As a basis for our opinion on the Board of Directors' proposed appropriations of the company's profit or loss, we examined the Board of Directors' reasoned statement and a selection of supporting evidence in order to be able to assess whether the proposal is in accordance with the Companies Act.

As a basis for our opinion concerning discharge from liability, in addition to our audit of the annual accounts and consolidated accounts, we examined significant decisions, actions taken and circumstances of the company in order to determine whether any member of the Board of Directors or the Managing Director is liable to the company. We also examined whether any member of the Board of Directors or the Managing Director has, in any other way, acted in contravention of the Companies Act, the Annual Accounts Act or the Articles of Association.

We believe that the audit evidence which we have obtained is sufficient and appropriate in order to provide a basis for our opinions.
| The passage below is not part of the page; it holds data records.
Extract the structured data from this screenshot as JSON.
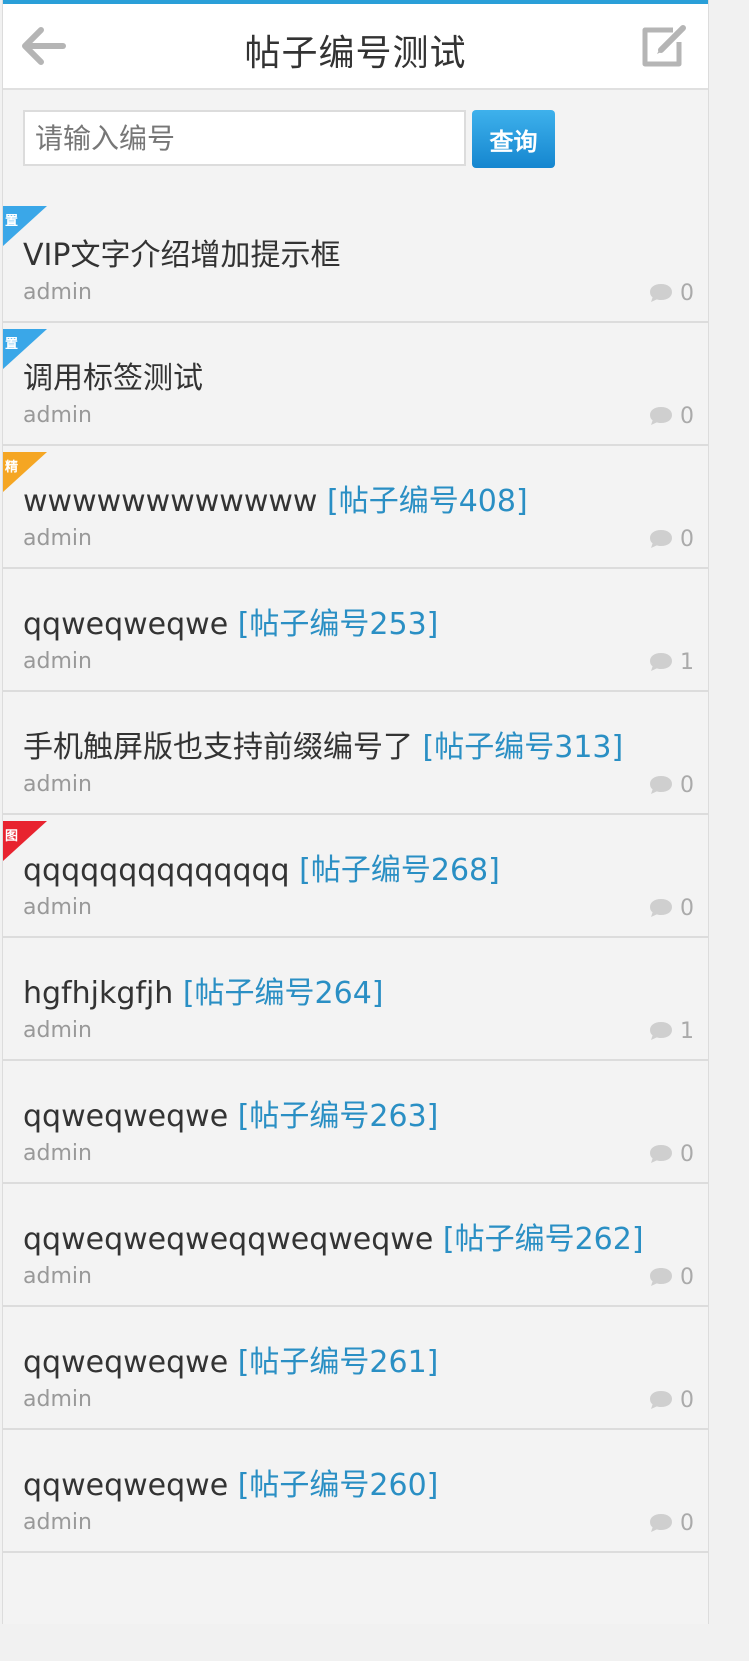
{
  "header": {
    "title": "帖子编号测试",
    "back_icon": "arrow-left-icon",
    "compose_icon": "compose-icon"
  },
  "search": {
    "placeholder": "请输入编号",
    "button_label": "查询"
  },
  "threads": [
    {
      "badge": "置",
      "badge_color": "#3aa7e8",
      "title": "VIP文字介绍增加提示框",
      "tag": "",
      "author": "admin",
      "replies": "0"
    },
    {
      "badge": "置",
      "badge_color": "#3aa7e8",
      "title": "调用标签测试",
      "tag": "",
      "author": "admin",
      "replies": "0"
    },
    {
      "badge": "精",
      "badge_color": "#f5a623",
      "title": "wwwwwwwwwwww",
      "tag": "[帖子编号408]",
      "author": "admin",
      "replies": "0"
    },
    {
      "badge": "",
      "badge_color": "",
      "title": "qqweqweqwe",
      "tag": "[帖子编号253]",
      "author": "admin",
      "replies": "1"
    },
    {
      "badge": "",
      "badge_color": "",
      "title": "手机触屏版也支持前缀编号了",
      "tag": "[帖子编号313]",
      "author": "admin",
      "replies": "0"
    },
    {
      "badge": "图",
      "badge_color": "#e8232f",
      "title": "qqqqqqqqqqqqqq",
      "tag": "[帖子编号268]",
      "author": "admin",
      "replies": "0"
    },
    {
      "badge": "",
      "badge_color": "",
      "title": "hgfhjkgfjh",
      "tag": "[帖子编号264]",
      "author": "admin",
      "replies": "1"
    },
    {
      "badge": "",
      "badge_color": "",
      "title": "qqweqweqwe",
      "tag": "[帖子编号263]",
      "author": "admin",
      "replies": "0"
    },
    {
      "badge": "",
      "badge_color": "",
      "title": "qqweqweqweqqweqweqwe",
      "tag": "[帖子编号262]",
      "author": "admin",
      "replies": "0"
    },
    {
      "badge": "",
      "badge_color": "",
      "title": "qqweqweqwe",
      "tag": "[帖子编号261]",
      "author": "admin",
      "replies": "0"
    },
    {
      "badge": "",
      "badge_color": "",
      "title": "qqweqweqwe",
      "tag": "[帖子编号260]",
      "author": "admin",
      "replies": "0"
    }
  ],
  "colors": {
    "accent": "#2a9fd8",
    "tag": "#2a8fc4"
  }
}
Furthermore, we have read the corporate governance statement and based on that reading and our knowledge of the company and the group we believe that we have obtained a sufficient basis for our opinion. This means that our statutory examination of the corporate governance statement is different and substantially less in scope than an audit conducted in accordance with International Standards on Auditing and generally accepted auditing standards in Sweden.

Opinions

We recommend to the annual meeting of shareholders that the profit be appropriated in accordance with the proposal in the statutory administration report and that the members of the Board of Directors and the Managing Director be discharged from liability for the financial year.

A corporate governance statement has been prepared, and its statutory content is consistent with the other parts of the annual accounts and the consolidated accounts.